HESI LPN
HESI Test Bank Medical Surgical Nursing
1. While assessing a client with degenerative joint disease, the nurse observes Heberden's nodes, large prominences on the client's fingers that are reddened. The client reports that the nodes are painful. Which action should the nurse take?
- A. Review the client's dietary intake of high protein foods
- B. Notify the healthcare provider of the finding immediately
- C. Discuss approaches to chronic pain control with the client
- D. Assess the client's radial pulses and capillary refill time
Correct answer: C
Rationale: Discussing approaches to chronic pain control is the most appropriate action in this situation as it helps the client manage the chronic pain associated with Heberden's nodes. Reviewing the client's dietary intake of high protein foods (Choice A) is not directly related to managing the pain caused by Heberden's nodes. Notifying the healthcare provider immediately (Choice B) may not be necessary unless there are urgent complications. Assessing the client's radial pulses and capillary refill time (Choice D) is important but not the priority in addressing the client's reported pain and the presence of Heberden's nodes.
2. A young client who is being taught how to use an inhaler for symptoms of asthma tells the nurse about the intention to use the inhaler but plans to continue smoking cigarettes. In evaluating the client’s response, what is the best initial action by the nurse?
- A. Explain the risks of smoking with asthma.
- B. Revise the plan of care.
- C. Encourage the client to reduce smoking gradually.
- D. Provide resources for smoking cessation.
Correct answer: B
Rationale: The best initial action by the nurse is to revise the plan of care. This is necessary to address the client's intention to continue smoking and ensure that appropriate support and education are provided. Choice A is not the best initial action as the client is already aware of the risks of smoking with asthma. Choice C might not be effective as the client's intention to continue smoking poses a significant risk to their health. Choice D, providing resources for smoking cessation, is important but revising the plan of care should come first to address the immediate concern.
3. What is the most common method of attempted suicide?
- A. Hanging
- B. Drug overdose
- C. Gunshot
- D. Slashing the wrists
Correct answer: B
Rationale: Drug overdose is the most common method of attempted suicide. While hanging, gunshot, and slashing the wrists are also methods used in suicide attempts, statistics show that drug overdose is the most prevalent method chosen by individuals attempting suicide. Hanging, gunshot, and slashing the wrists are indeed common methods as well, but drug overdose ranks highest in terms of frequency.
4. A young female client with 7 children is having frequent morning headaches, dizziness, and blurred vision. Her BP is 168/104. The client reports that her husband recently lost his job and she is not sleeping well. After administering a STAT dose of an antihypertensive IV med, which intervention is most important for the nurse to implement?

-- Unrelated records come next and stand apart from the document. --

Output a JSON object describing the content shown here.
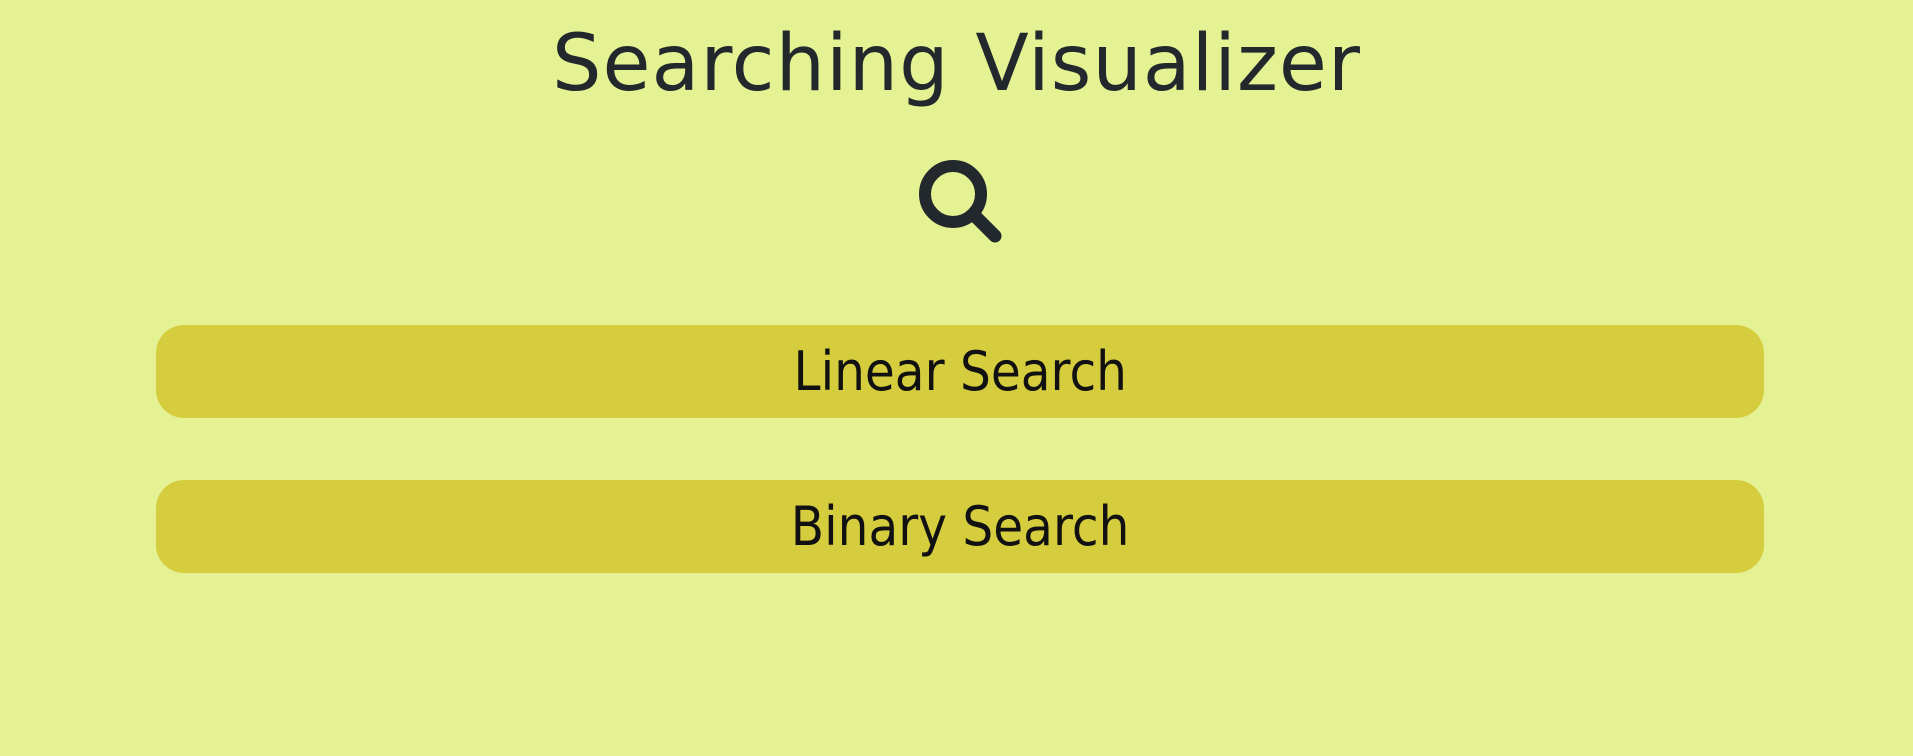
{
  "header": {
    "title": "Searching Visualizer",
    "icon": "search-icon"
  },
  "menu": {
    "buttons": [
      {
        "label": "Linear Search"
      },
      {
        "label": "Binary Search"
      }
    ]
  },
  "colors": {
    "background": "#e4f294",
    "button": "#d6cd3e",
    "text": "#22282b"
  }
}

- A. Measure urine output hourly to assess for renal perfusion
- B. Request a prescription for pain medication
- C. Use an automated BP machine to monitor for hypotension
- D. Provide a quiet environment with low lighting
Correct answer: C
Rationale: Using an automated BP machine is crucial to continuously monitor for hypotension after administering an antihypertensive medication. This is essential to prevent a rapid drop in blood pressure that could lead to complications. Measuring urine output hourly to assess for renal perfusion is important but not the most immediate concern in this situation. Requesting pain medication is not relevant to the primary issue of managing blood pressure. Providing a quiet environment with low lighting may be beneficial for the client's overall well-being but is not as critical as monitoring for potential hypotension.
5. A client who has a history of hyperthyroidism was initially admitted with lethargy and confusion. Which additional finding warrants the most immediate action by the nurse?
- A. Facial puffiness and periorbital edema
- B. Hematocrit of 30%
- C. Cold and dry skin
- D. Further decline in LOC
Correct answer: D
Rationale: A further decline in LOC can indicate severe complications and requires immediate attention. This change may signify worsening neurological status, which could lead to life-threatening consequences if not addressed promptly. Choices A, B, and C may also be concerning in a client with a history of hyperthyroidism, but a further decline in LOC takes priority due to its potential for rapid deterioration and the need for urgent intervention.